The way to specify this problem is exactly the same than with the optimization of parents but the input information is at the level of predicted crosses instead of individuals.

# run the genetic algorithm
  res<-evolafit(formula = c(GY, occ)~hy, dt= DT, 
                # constraints: if sum is greater than this ignore
                constraintsUB = c(Inf,100), 
                # constraints: if sum is smaller than this ignore
                constraintsLB= c(-Inf,-Inf),
                # weight the traits for the selection
                traitWeight = c(1,0), 
                # population parameters
                nCrosses = 100, nProgeny = 10, 
                # coancestry parameters
                A=A, lambda=c(0.3,0), nQTLperInd = 100, 
                # selection parameters
                propSelBetween = 0.9, propSelWithin =0.9, 
                nGenerations = 10, verbose=FALSE) 
best = bestSol(res)[1]
sum(res$M[best,]) # total # of inds selected
## [1] 86

You can use the pmonitor() or pareto() functions to see the evolution of the solution and see the performance of the solution selected.

pmonitor(res)

plot(DT$GY, col=as.factor(res$M[best,]), 
       pch=(res$M[best,]*19)+1)

3) Optimizing a subsample of size N to be representative

One particular case when we want to pick a representative subsample is when we don’t have the resources to test everything (e.g., in the field/farm). In this example we use the information from 599 wheat lines to pick a subsample that maximizes the prediction accuracy for the entire sample.

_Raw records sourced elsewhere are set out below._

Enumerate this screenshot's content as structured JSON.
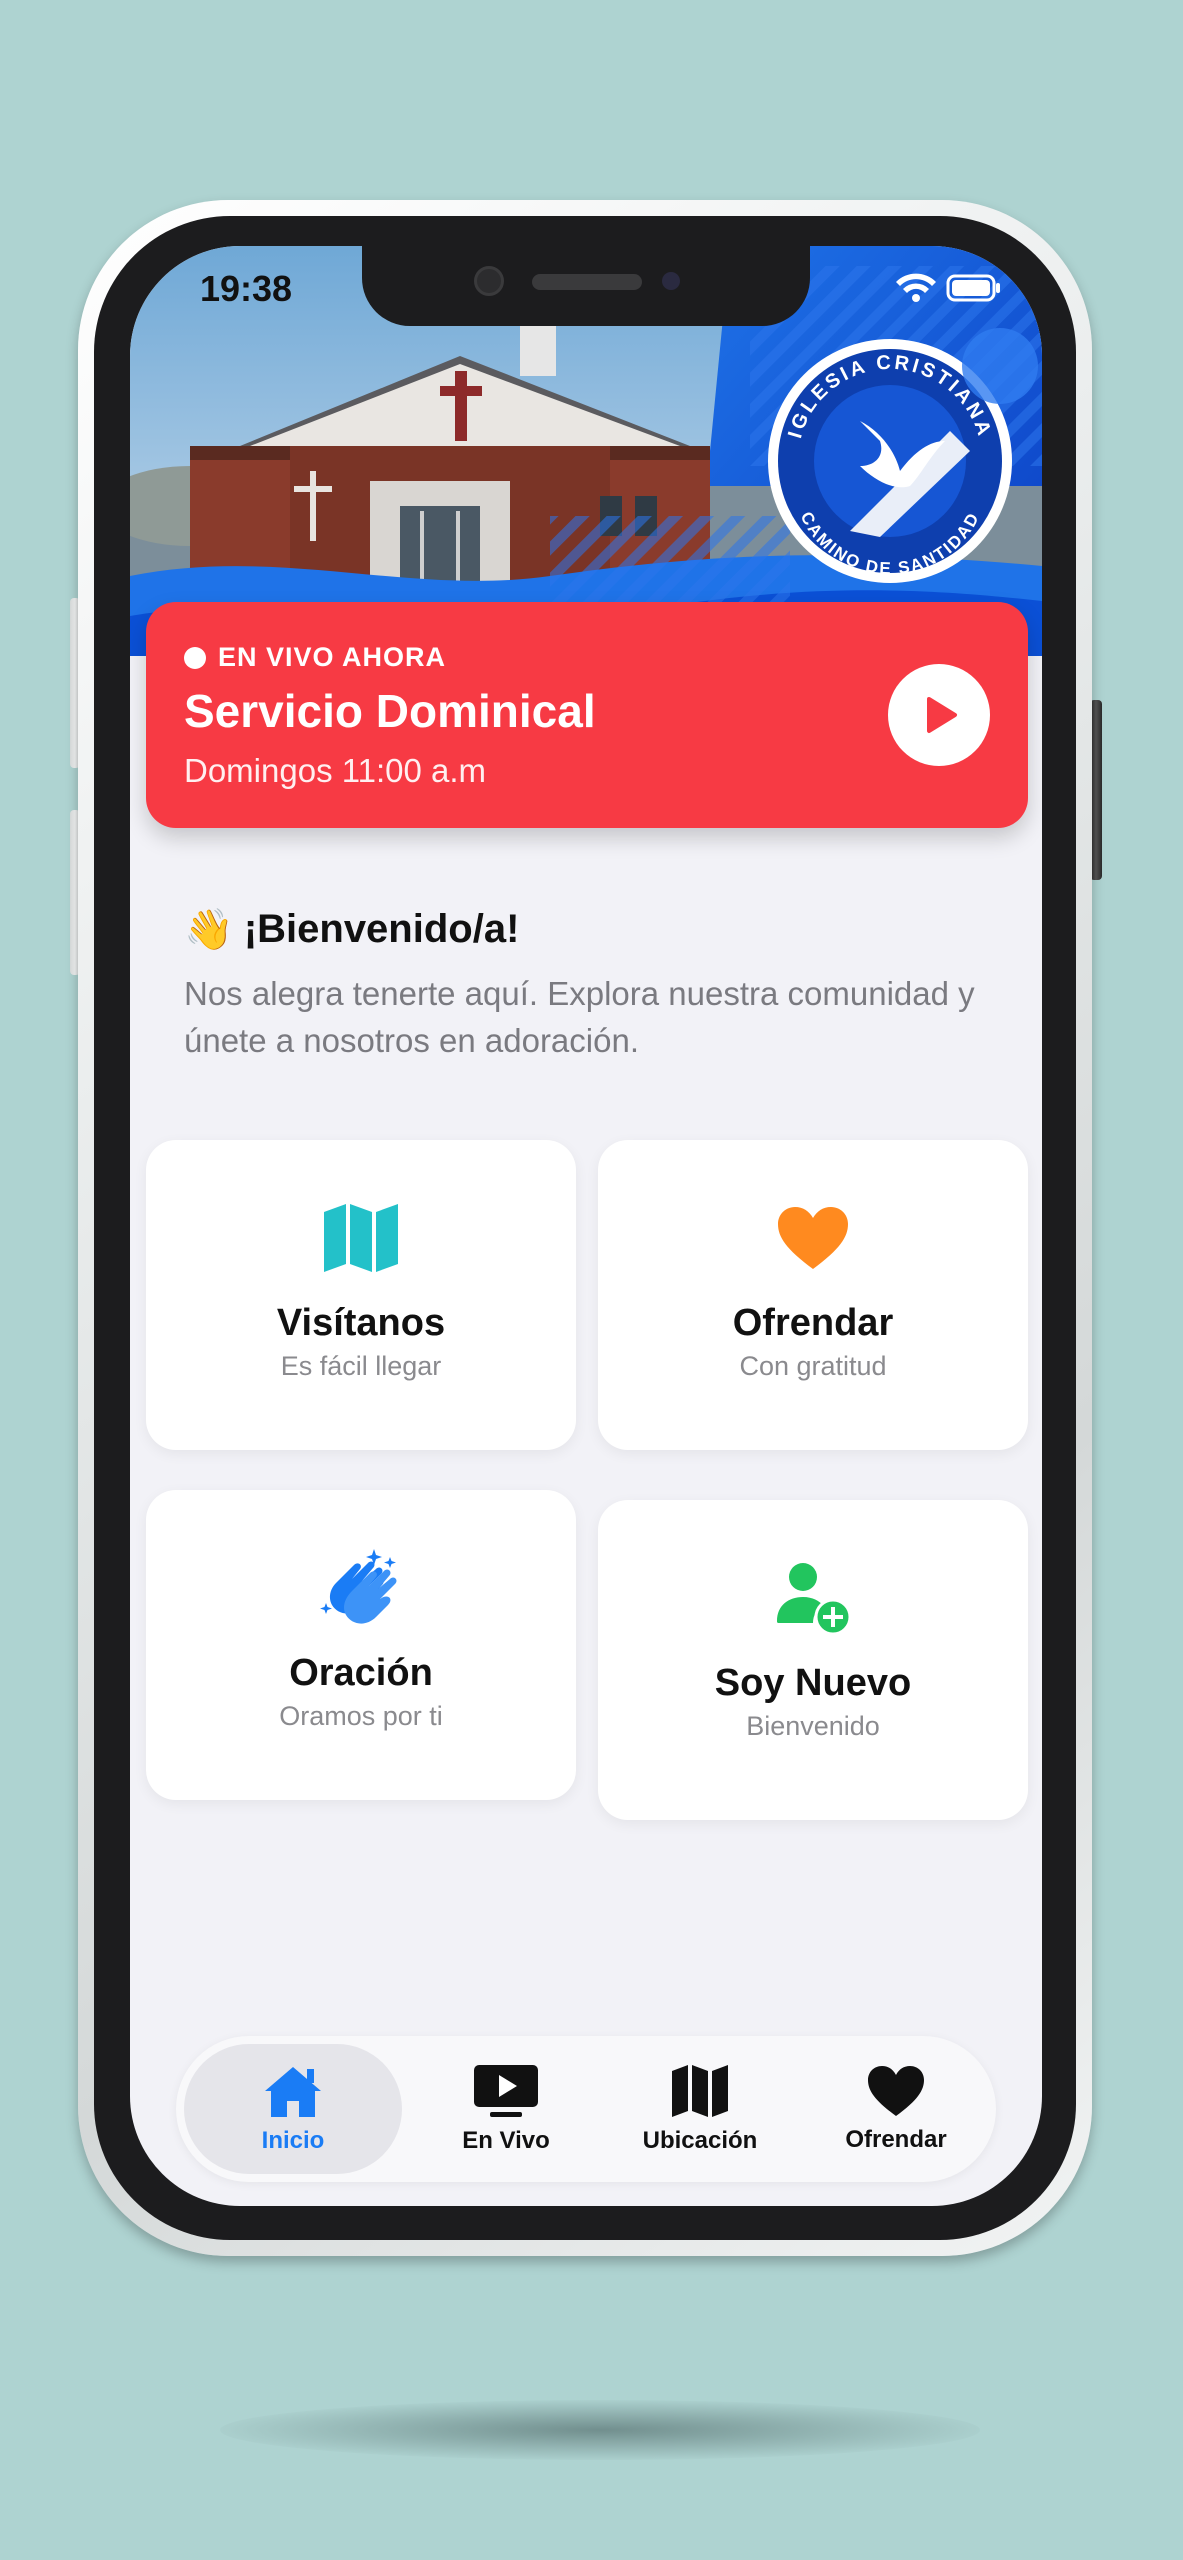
{
  "status_bar": {
    "time": "19:38"
  },
  "header": {
    "logo_text_top": "IGLESIA CRISTIANA",
    "logo_text_bottom": "CAMINO DE SANTIDAD"
  },
  "live_banner": {
    "tag": "EN VIVO AHORA",
    "title": "Servicio Dominical",
    "schedule": "Domingos 11:00 a.m"
  },
  "welcome": {
    "emoji": "👋",
    "title": "¡Bienvenido/a!",
    "message": "Nos alegra tenerte aquí. Explora nuestra comunidad y únete a nosotros en adoración."
  },
  "cards": [
    {
      "title": "Visítanos",
      "subtitle": "Es fácil llegar",
      "icon": "map-icon",
      "color": "#23c1c9"
    },
    {
      "title": "Ofrendar",
      "subtitle": "Con gratitud",
      "icon": "heart-icon",
      "color": "#ff8a1f"
    },
    {
      "title": "Oración",
      "subtitle": "Oramos por ti",
      "icon": "praying-hands-icon",
      "color": "#1a7cf5"
    },
    {
      "title": "Soy Nuevo",
      "subtitle": "Bienvenido",
      "icon": "add-person-icon",
      "color": "#22c55e"
    }
  ],
  "tabbar": {
    "items": [
      {
        "label": "Inicio",
        "icon": "home-icon",
        "active": true
      },
      {
        "label": "En Vivo",
        "icon": "tv-play-icon",
        "active": false
      },
      {
        "label": "Ubicación",
        "icon": "map-icon",
        "active": false
      },
      {
        "label": "Ofrendar",
        "icon": "heart-icon",
        "active": false
      }
    ]
  },
  "colors": {
    "background": "#aed3d1",
    "live_red": "#f73a44",
    "accent_blue": "#1a7cf5",
    "screen_bg": "#f2f2f7"
  }
}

We start loading the data, in particular the phenotypes (DT) and the pedigree relationship matrix (A).

data(DT_wheat)
DT <- as.data.frame(DT_wheat)
DT$id <- rownames(DT) # IDs
DT$occ <- 1; DT$occ[1]=0 # to track occurrences
DT$dummy <- 1; DT$dummy[1]=0 # dummy trait
# if genomic
# GT <- GT_wheat + 1; rownames(GT) <- rownames(DT)
# A <-  GT%*%t(GT)
# A <- A/mean(diag(A))
# if pedigree
A <- A_wheat

Now in order to pick a structured sample we will do a PCA and pick the cluster number 3 to be a subset to predict later (vp), while we will focus in rest of the population as candidates for the training set (tp).

##Perform eigenvalue decomposition for clustering
##And select cluster 5 as target set to predict
pcNum=25
svdWheat <- svd(A, nu = pcNum, nv = pcNum)
PCWheat <- A %*% svdWheat$v
rownames(PCWheat) <- rownames(A)
DistWheat <- dist(PCWheat)
TreeWheat <- cutree(hclust(DistWheat), k = 5 )
plot(PCWheat[,1], PCWheat[,2], col = TreeWheat, 
     pch = as.character(TreeWheat), xlab = "pc1", ylab = "pc2")

vp <- rownames(PCWheat)[TreeWheat == 3]; length(vp)
## [1] 159
tp <- setdiff(rownames(PCWheat),vp)

3a) Optimizing a subsample of size N to be representative of its own

Since the objective is to select a set of 100 lines that represent best the training set (tp) of ~400 lines we will subset a relationship matrix for that training set (As).

As <- A[tp,tp]
DT2 <- DT[rownames(As),]

For this particular case there is no trait to optimize (x’a) but we just want to make sure that we maintain as much variation in the sample as possible (x’Ax). We then just create a dummy trait in the dataset (dummy) to put all the weight into the group relationship (x’Ax) using the lambda argument. The trait for occurrence we will use it as before to control the number of individuals to be in the sample.

res<-evolafit(cbind(dummy, occ)~id, dt= DT2, 
                # constraints: if sum is greater than this ignore 
                constraintsUB = c(Inf, 100), 
                # constraints: if sum is smaller than this ignore
                constraintsLB= c(-Inf, -Inf), 
                # weight the traits for the selection
                traitWeight = c(1,0), 
                # population parameters
                nCrosses = 100, nProgeny = 10, 
                # coancestry parameters
                A=As,
                lambda=c(1,0), nQTLperInd = 80, 
                # selection parameters
                propSelBetween = 0.5, propSelWithin =0.5, 
                nGenerations = 15, verbose = FALSE)

best = bestSol(res)[1]
sum(res$M[best,]) # total # of inds selected
## [1] 89

You can see which individuals were selected.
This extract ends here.